Wednesday, January 13, 2010

Honoring One of Our Own

There has always been a play between the actual symmetry of the picture shape (square, horizontal, diamond, shape, etc.) and the symmetry of layout, which opens the depicted forms to the use of color -- to sound or harmonize in an expressive way. -Kenneth Noland

(1924-2010)

Kenneth Noland, a great artist and Asheville native, died on Tuesday at the age of 85. An abstract expressionist painter, he was a main figure in the color field movement that involved large canvases, poured paint, and a rethinking of color perception. His training at Black Mountain college introduced him to Bauhaus principles and color theories, for which he became a notable and important artist in the abstract expressionist movement.

Noland painted geometric shapes on large canvases using bold colors. Visually similar to targets, these paintings evoke motion through their use of shape and color.
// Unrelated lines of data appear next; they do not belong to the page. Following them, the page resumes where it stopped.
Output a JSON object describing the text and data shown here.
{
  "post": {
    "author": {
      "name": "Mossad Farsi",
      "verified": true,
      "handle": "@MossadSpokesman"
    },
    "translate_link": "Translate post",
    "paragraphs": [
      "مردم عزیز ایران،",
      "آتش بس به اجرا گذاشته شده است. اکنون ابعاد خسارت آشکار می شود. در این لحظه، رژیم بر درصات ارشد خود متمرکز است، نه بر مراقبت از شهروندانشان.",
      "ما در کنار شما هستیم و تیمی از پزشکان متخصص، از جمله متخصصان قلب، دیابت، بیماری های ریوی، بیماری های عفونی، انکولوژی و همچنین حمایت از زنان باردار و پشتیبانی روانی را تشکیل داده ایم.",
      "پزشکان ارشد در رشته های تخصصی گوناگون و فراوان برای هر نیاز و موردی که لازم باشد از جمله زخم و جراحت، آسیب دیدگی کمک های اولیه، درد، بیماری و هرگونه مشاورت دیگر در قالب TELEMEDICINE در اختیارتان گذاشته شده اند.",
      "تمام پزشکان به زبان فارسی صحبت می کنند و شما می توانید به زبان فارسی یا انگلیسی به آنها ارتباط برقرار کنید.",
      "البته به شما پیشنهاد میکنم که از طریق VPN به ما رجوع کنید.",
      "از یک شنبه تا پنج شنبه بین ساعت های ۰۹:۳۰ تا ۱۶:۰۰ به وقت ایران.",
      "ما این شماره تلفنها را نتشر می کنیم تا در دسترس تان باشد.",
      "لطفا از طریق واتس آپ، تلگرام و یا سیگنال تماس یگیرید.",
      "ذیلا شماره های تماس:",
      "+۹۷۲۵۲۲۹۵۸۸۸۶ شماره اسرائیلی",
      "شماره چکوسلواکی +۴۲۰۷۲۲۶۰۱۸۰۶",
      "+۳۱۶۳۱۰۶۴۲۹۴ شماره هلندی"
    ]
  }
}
The Asheville Art Museum has three paintings by Kenneth Noland, one of which, North South East West, is currently on display in the exhibition Looking Forward: New Works and New Directions for the Permanent Collection. Unfortunately, I cannot upload photos here of his work because of copyright, but check out his paintings on line and in person at the Asheville Art Museum. His official site is www.kennethnoland.com

Noland was a great friend of the Asheville Art Museum. Thank you for all that you have done for Asheville and the art world. We will miss you.


A bit of a bio:
Nolan's mother was an amateur musician and his father was a painter who had studied under an Impressionist.
He served in the Air force as a glider pilot and cryptographer
He attended Black Mountain College.
His first one man exhibition was in 1949 at Galerie Raymond Creuze, in Paris.
He settled in Washington D.C.
He returned to Black Mountain College and met Clement Greenberg and Helen Frankenthaler.
He experimented with Frankenthaler's method of staining unprimed canvas with acrylic. His work gradually became more hard-edged and geometric, featuring circular or ellipsoid rings, chevrons and targets. In 1958 he created concentric circle canvases, generally considered his first mature works. In 1962 he began the cat's-eye series.
He moved to New York in the spring of 1962.
He bought Robert Frost's farm in Vermont.
His works were exhibited in 1964 with the Minimalist group known as "The Washington Color Painters."
He began making sculptures after buying some materials from the David Smith estate.
His forms became more loose; horizontal, vertical, and diagonal lines overlapped to involve the space outside of the picture plane.
He began to work in metal sculpture and to produce shaped canvases during the 1970s.
He was elected to the American Academy and Institutes of Arts and Letters.
His works are in the collections of the Guggenheim Museum and the Metropolitan Museum of Art.
He was awarded the North Carolina Award in Fine Arts in 1992.
His remains will be interred in the Montford area in Asheville.